Where was the radio discussion of how Tancredo’s high-school graduation requirements align with his immigration position?
Just after gubernatorial candidate Tom Tancredo departed from from KNUS’ Peter Boyles show this morning, where Boyles told his listeners, “If there’s a god, [Tancredo] becomes governor,” Tancredo talked about immigration with Dan Caplis, whose KNUS radio show starts right after Boyles’.
Caplis: If you had that power, right now, what would you do with the folks who are already here?

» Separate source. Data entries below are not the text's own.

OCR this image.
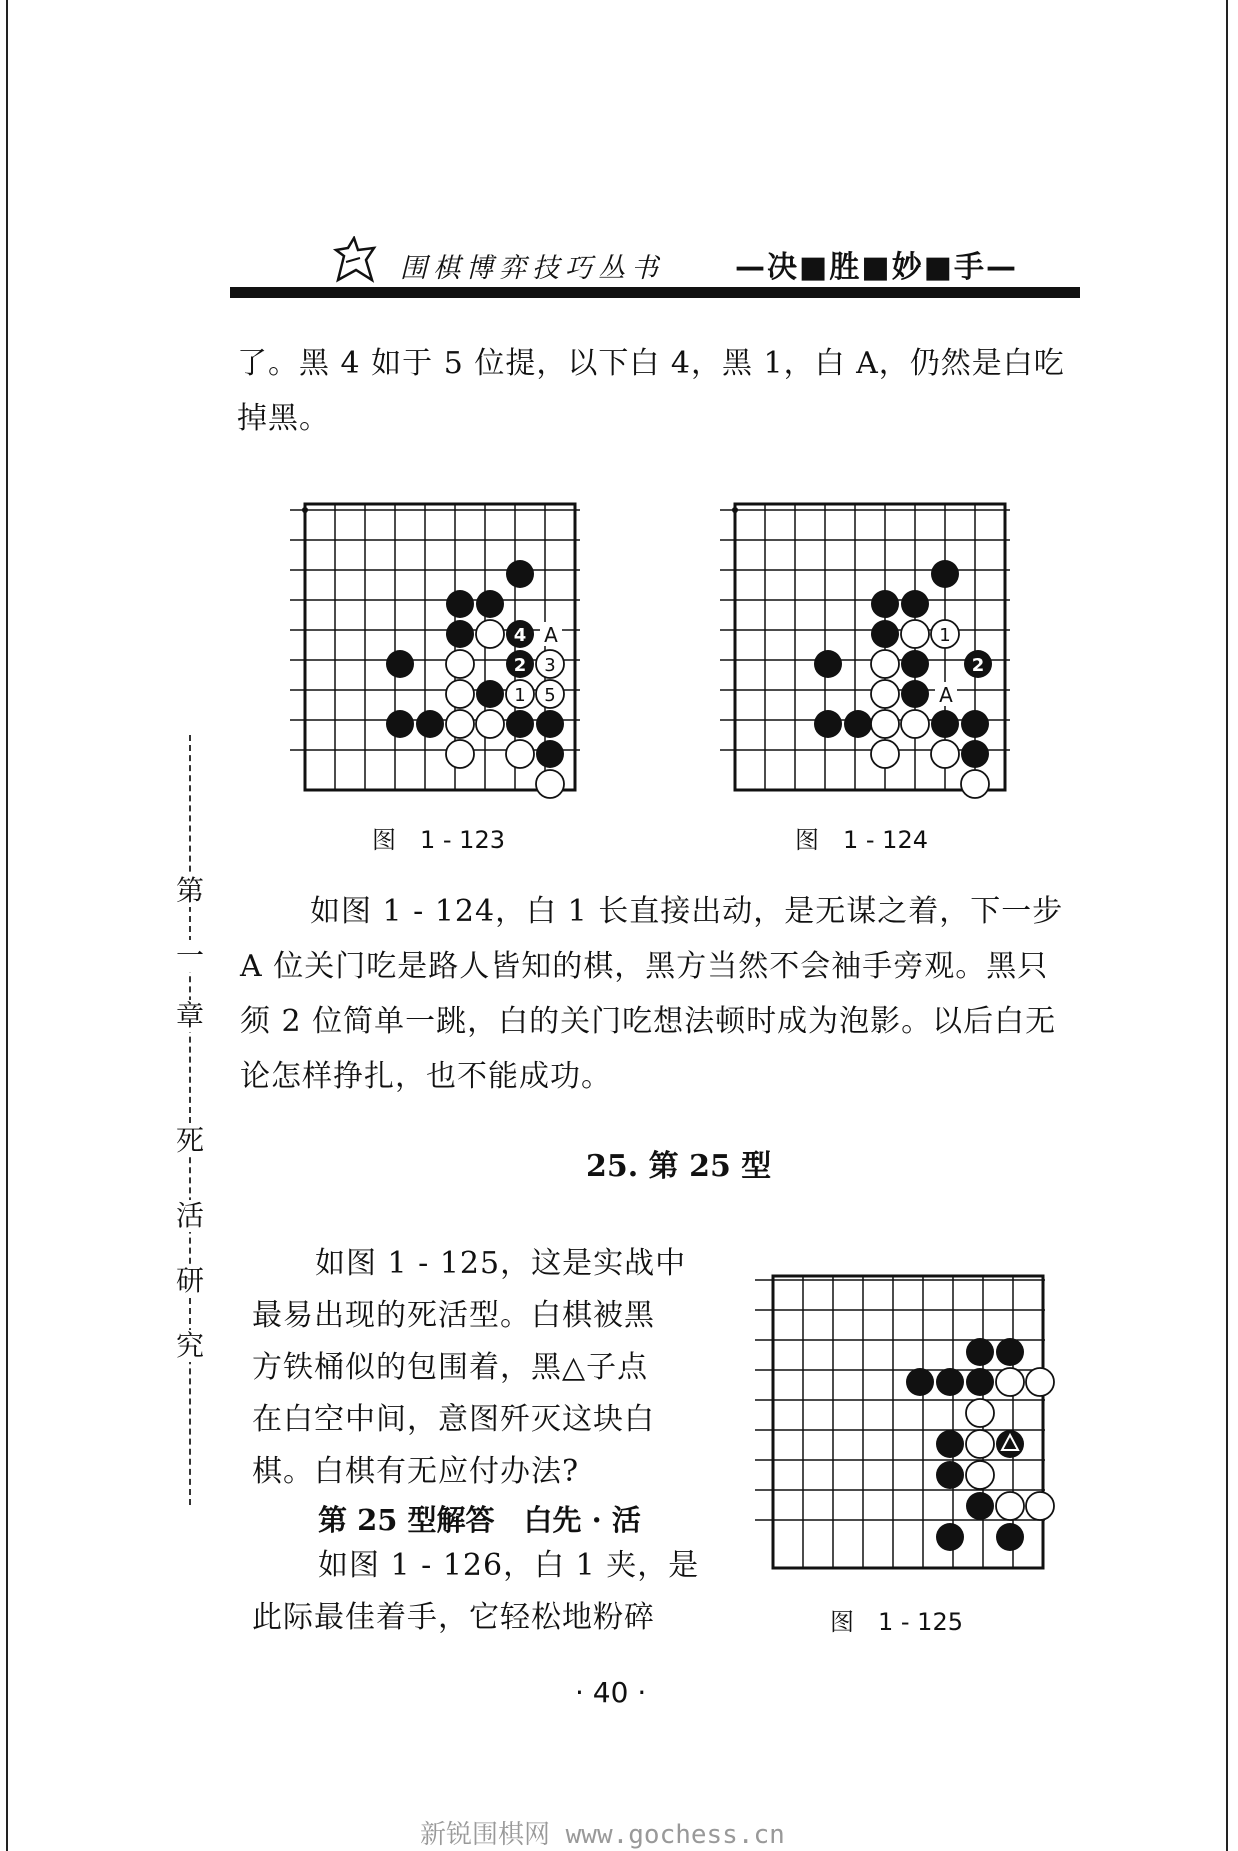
围棋博弈技巧丛书 —决■胜■妙■手—
了。黑 4 如于 5 位提，以下白 4，黑 1，白 A，仍然是白吃
掉黑。
4
2 3
1 5
A
图　1 - 123
1
2
A
图　1 - 124
如图 1 - 124，白 1 长直接出动，是无谋之着，下一步
A 位关门吃是路人皆知的棋，黑方当然不会袖手旁观。黑只
须 2 位简单一跳，白的关门吃想法顿时成为泡影。以后白无
论怎样挣扎，也不能成功。
25. 第 25 型
如图 1 - 125，这是实战中
最易出现的死活型。白棋被黑
方铁桶似的包围着，黑△子点
在白空中间，意图歼灭这块白
棋。白棋有无应付办法?
第 25 型解答　白先 · 活
如图 1 - 126，白 1 夹，是
此际最佳着手，它轻松地粉碎	图　1 - 125
第
一
章
死
活
研
究
· 40 ·
新锐围棋网 www.gochess.cn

Tancredo: …I think everyone who applies for a job in this country should have to be here legally and should have to prove that. Now, certainly, would there be hardships? I have no doubt. But a decision was made when the person came here illegally. I mean, that decision brought with it a lot of ramifications. One is that indeed you may end up having to leave at some point in time. And that means a lot of things to a lot of different people. Leave I-don’t-know-what behind, you know, familiar relationships and all that sort of thing. But you have to determine that you are ok with the idea that people who are here illegally would have to go home. [BigMedia emphasis]

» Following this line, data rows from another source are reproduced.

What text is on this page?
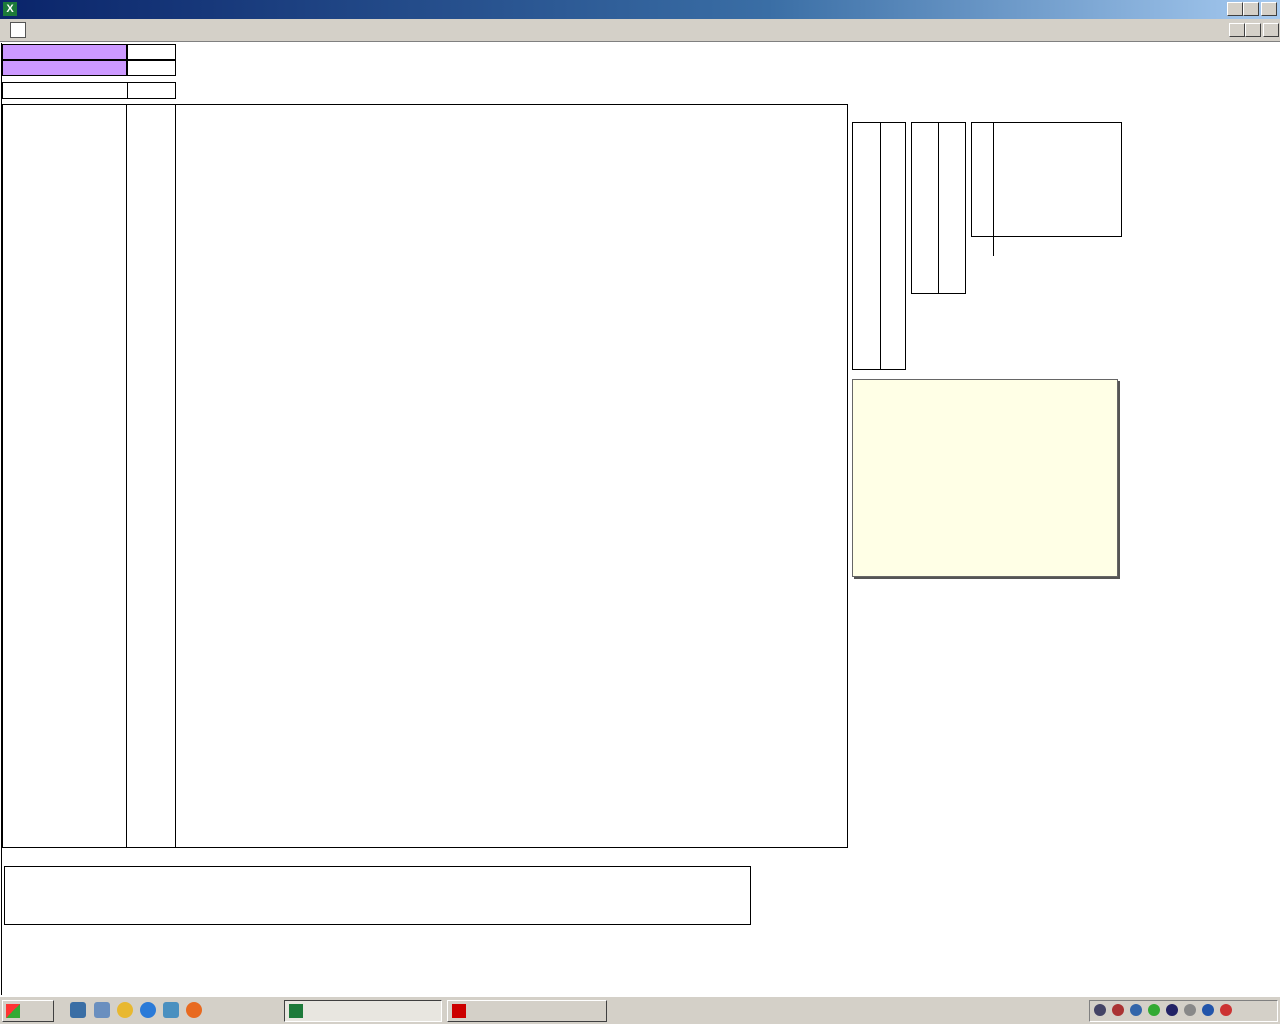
X
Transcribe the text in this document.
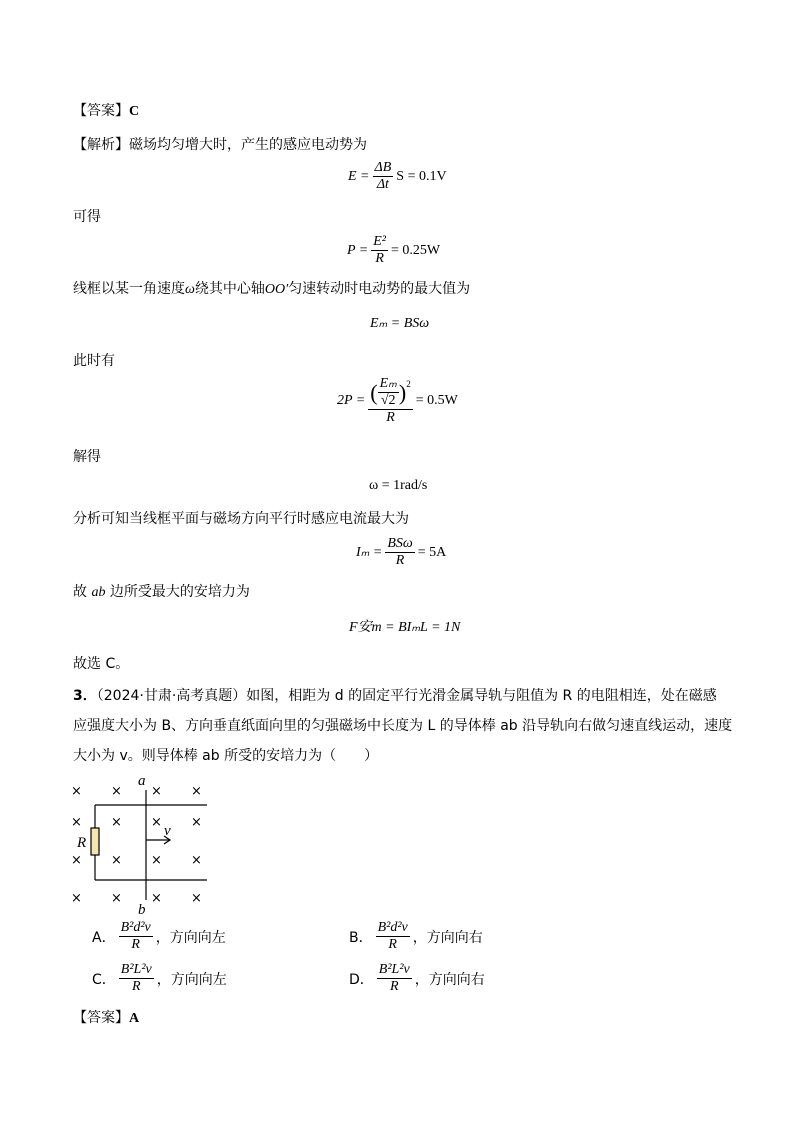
【答案】C
【解析】磁场均匀增大时，产生的感应电动势为
$E = \frac{\Delta B}{\Delta t}$ S = 0.1V
可得
$P = \frac{\text{E²}}{R} = 0.25W$
线框以某一角速度ω绕其中心轴OO′匀速转动时电动势的最大值为
Eₘ = BSω
此时有
$2P = \frac{( \frac{\text{Eₘ}}{√2} )^2}{R} = 0.5W$
解得
ω = 1rad/s
分析可知当线框平面与磁场方向平行时感应电流最大为
$I_m = \frac{\text{BSω}}{R} = 5A$
故 ab 边所受最大的安培力为
F安m = BIₘL = 1N
故选 C。
3．（2024·甘肃·高考真题）如图，相距为 d 的固定平行光滑金属导轨与阻值为 R 的电阻相连，处在磁感
应强度大小为 B、方向垂直纸面向里的匀强磁场中长度为 L 的导体棒 ab 沿导轨向右做匀速直线运动，速度
大小为 v。则导体棒 ab 所受的安培力为（　　）
× × × ×
× × × ×
× × × ×
× × × ×
a
b
R
v
A． $\frac{\text{B²d²v}}{R}$ ，方向向左	B． $\frac{\text{B²d²v}}{R}$ ，方向向右
C． $\frac{\text{B²L²v}}{R}$ ，方向向左	D． $\frac{\text{B²L²v}}{R}$ ，方向向右
【答案】A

Tancredo isn’t shy about discussing his proposed e-verify solution to the immigration problem, whereby employers would have to run the Social Security numbers of potential employees through a national database prior to hiring them, but Tancredo usually doesn’t mention the “hardships” involved for the undocumented immigrants.
Below, in a 2011 video shot during Tancredo’s 2011 presidential run, Tancredo said, “All you have to do is restrict the ability of an employer to give a job to somebody who is here illegally. People self deport when that happens. It happened in Arizona.”
Today on the radio, Tancredo again said that his e-verify solution “in effect” is “self-deportation,” but his heart peeked through when he talked about the “hardships” of leaving “familiar relationships,” which obviously include children, fathers, mothers, nieces, uncles, neighbors, teachers, entire communities in the most personal sense and beyond. Those are the human hardships involved.
Ironically, Tancredo began his interview with Caplis by saying that, as governor, he’d mandate that, as a high-school graduation requirement, all Colorado students be able “to articulate an appreciation for western civilization, American exceptionalism, and the Constitution.”
Absent was a discussion of how destroying the families and communities of undocumented immigrants fits in with Tancredo’s proposed high-school-graduation criteria.